Wed, April 8, 3:45 to 5:15pm PDT (3:45 to 5:15pm PDT), InterContinental Los Angeles Downtown, Floor: 5th Floor, Echo Park

Abstract

As a social work qualitative researcher, I often approach the research process through a relational lens, focusing on connections that foster trust, mutual understanding, and ethical engagement (Cleece et al., 2025). This lens relies on human researchers’ capacity for empathic attunement, negotiating power dynamics, and interpreting rich narratives within sociocultural contexts. Human researchers also bring creative insight and imaginative synthesis of observations to generate interpretations beyond the data. While artificial intelligence (AI) offers speed and efficiency in coding and synthesis, it cannot replicate the reflexive, ethically grounded relationships human researchers forge with participants (McNamee, 2014).

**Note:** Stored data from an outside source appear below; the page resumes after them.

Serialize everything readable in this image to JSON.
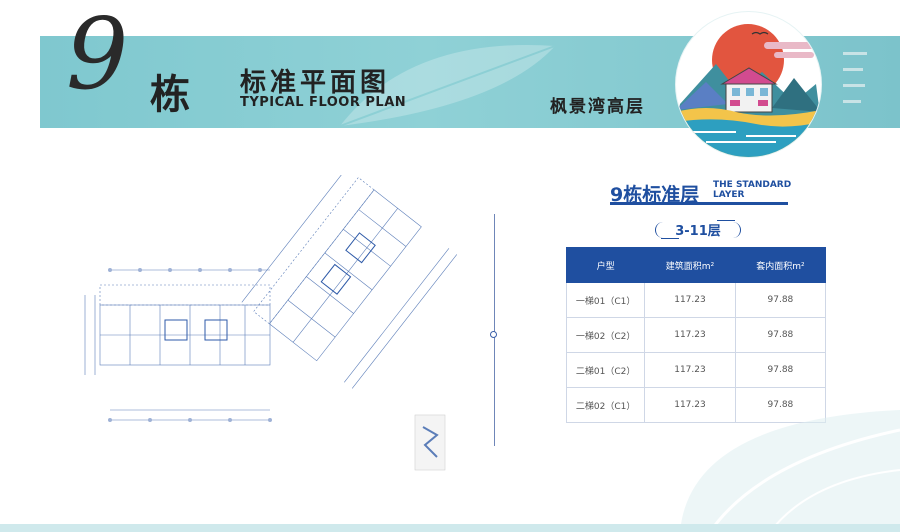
{
  "header": {
    "building_number": "9",
    "building_suffix": "栋",
    "title_cn": "标准平面图",
    "title_en": "TYPICAL FLOOR PLAN",
    "estate_name": "枫景湾高层"
  },
  "floor": {
    "title_cn": "9栋标准层",
    "title_en": "THE STANDARD LAYER",
    "levels": "3-11层"
  },
  "table": {
    "headers": [
      "户型",
      "建筑面积m²",
      "套内面积m²"
    ],
    "rows": [
      [
        "一梯01（C1）",
        "117.23",
        "97.88"
      ],
      [
        "一梯02（C2）",
        "117.23",
        "97.88"
      ],
      [
        "二梯01（C2）",
        "117.23",
        "97.88"
      ],
      [
        "二梯02（C1）",
        "117.23",
        "97.88"
      ]
    ]
  },
  "colors": {
    "banner": "#8fd1d6",
    "accent_blue": "#1f4fa0",
    "sun_red": "#e2553f"
  }
}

Rooted in a social constructivist worldview, this relational work focuses on the qualitative principles of trustworthiness, reflexivity, and co construction of knowledge (Berger & Luckmann, 1966; Lincoln & Guba, 1985). Knowledge is created collaboratively. Researchers draw on creative interpretation and intuition to generate insights grounded in participants lived experiences. Reflexivity shapes interaction in an intersubjective process, as the researcher’s background, assumptions, and emotions influence the dialogue, and participants’ responses shape the research stance (Finlay, 2002). Reflexive co construction of meaning supports credibility, dependability, and confirmability, which are core aspects of trustworthiness (Shenton, 2004). This reflexive engagement rests on human judgement, empathy, and moral awareness, qualities that current AI tools struggle to emulate.

At its heart, relational practice also involves building genuine trust and rapport, so community partners feel safe sharing their lived experiences (Guillemin & Heggen, 2009). Qualitative researchers attend not only to what is said, but how it is said, including the tone, body language, and pauses, while in turn responding with empathy to foster rich and collaborative data (Lavee & Itzchakov, 2021). AI tools can track pause lengths or word frequencies, but they cannot interpret the emotional significance of a hesitated word or provide empathic attunement. Prior (2017) further emphasizes that empathic attunement often emerges in the subtle shifts of tone or pacing that follow a brief pause, signaling to participants that their experiences are both heard and valued. These examples highlight AI’s limitations in discerning relational nuances and emergent meanings during data collection and analysis.

Finally, relational ethics calls for ongoing ethical attentiveness. Guillemin and Gillam (2004) highlight that researchers must make real time moral judgments around consent, confidentiality, and participant well being when unexpected issues arise to safeguard participant welfare. AI tools cannot empathize or exercise moral reasoning when confronted with unanticipated ethical dilemmas (Bradbury & Lichtenstein, 2000). Only human researchers can navigate these complex moral landscapes and ensure ethical respect at every turn. Such complex moral reasoning remains beyond the reach of AI.

As AI tools become more prevalent in qualitative research, this is not a call to abandon technological advances. This is a reminder to weave relational practices into every stage of qualitative inquiry. Trust building, reflexivity, co construction of knowledge, empathic attunement, and ethical attentiveness are human capacities that AI cannot replace. By integrating these practices with AI, we can benefit from technological efficiency while preserving the deep, human centered and relational insights that define rigorous qualitative inquiry.